We parents love it when our children are happy. Their smiles and laughter bring us joy, and we feel sad when they are upset. We have a strong urge to protect our children from uncomfortable feelings. I see it all of the time. It starts when your little child falls down and you say, “You are ok! See you’re not even bleeding.” Or maybe a toy gets broken and you say, “Don’t cry. It’s just a toy. We can get you another one.” We have the urge to fix or stop those uncomfortable feelings. But let me ask you; can we really make sure our children are happy all of the time? Even more than that, should we really try?
You see, when we get into the habit of stopping or fixing every uncomfortable feeling our children have, we begin to teach them that they are not ok unless they are feeling good. We miss the mark on showing them what TRUE happiness is all about. Studies done on adults who are considered “happy” show that true happiness is about resiliency and the ability to be content even when things are not perfect. Because the reality is we live in a flawed and imperfect world. Bad things WILL happen. There will be things that you cannot fix and cannot protect your children from. As an entire society we are learning this lesson as COVID-19 has changed our day to day lives in ways we never expected. The children and adults who are weathering this storm best are the ones who have learned that joy and contentment can continue to exist in the face of adversity.
Another problem we run into by constantly fixing unhappiness is that we teach our children that they are not responsible for their own happiness! They will blame you, others, and the world when they are not happy, and they will feel powerless to change it or face it themselves. It is hard to feel content or resilient when you feel helpless. There will be situations they cannot control, but that is different than feeling helpless. My own daughter has Type 1 Diabetes. That is not something I can make go away, no matter how hard I wish it. Instead, I help her focus on what she can control; how to care for herself so that she can do all of the things she loves.

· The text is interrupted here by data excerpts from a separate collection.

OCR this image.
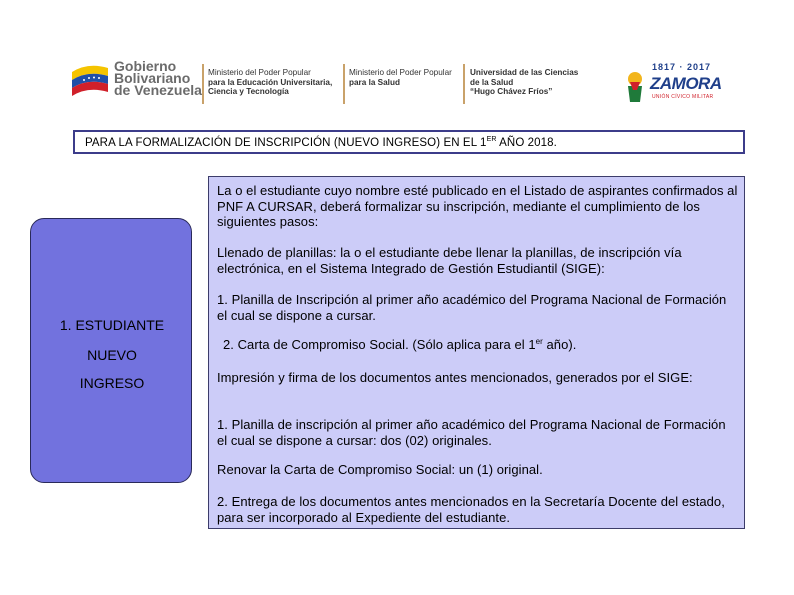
Gobierno
Bolivariano
de Venezuela
Ministerio del Poder Popular
para la Educación Universitaria,
Ciencia y Tecnología
Ministerio del Poder Popular
para la Salud
Universidad de las Ciencias
de la Salud
“Hugo Chávez Fríos”
1817 · 2017
ZAMORA
UNIÓN CÍVICO MILITAR
PARA LA FORMALIZACIÓN DE INSCRIPCIÓN (NUEVO INGRESO) EN EL 1ER AÑO 2018.
1. ESTUDIANTE
NUEVO
INGRESO
La o el estudiante cuyo nombre esté publicado en el Listado de aspirantes confirmados al PNF A CURSAR, deberá formalizar su inscripción, mediante el cumplimiento de los siguientes pasos:
Llenado de planillas: la o el estudiante debe llenar la planillas, de inscripción vía electrónica, en el Sistema Integrado de Gestión Estudiantil (SIGE):
1. Planilla de Inscripción al primer año académico del Programa Nacional de Formación el cual se dispone a cursar.
2. Carta de Compromiso Social. (Sólo aplica para el 1er año).
Impresión y firma de los documentos antes mencionados, generados por el SIGE:
1. Planilla de inscripción al primer año académico del Programa Nacional de Formación el cual se dispone a cursar: dos (02) originales.
Renovar la Carta de Compromiso Social: un (1) original.
2. Entrega de los documentos antes mencionados en la Secretaría Docente del estado, para ser incorporado al Expediente del estudiante.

So what do our children really need from us when they are unhappy? Step one, don’t rescue your children when they make a mistake or when things get hard. Instead, more than anything else, they need empathy and support. They need a hug. They need to hear that we see they are upset, and that can feel hard. Teach them to pray. Help them brainstorm about solutions. Help them decide what they need to do to either fix the situation for THEMSELVES or what will help them cope. Sometimes they will require your help, and that is ok. But only provide just enough to put them on the path to helping themselves. Do NOT tell them life is hard so suck it up. Instead, if you can give them empathy and support, they will see that, yes, life can be hard and sad, but I am loved and I can be ok. Then you will be helping your children learn contentment and resilience, which will set them on the path of true happiness. You will help them find that place where adversity exists but so does joy.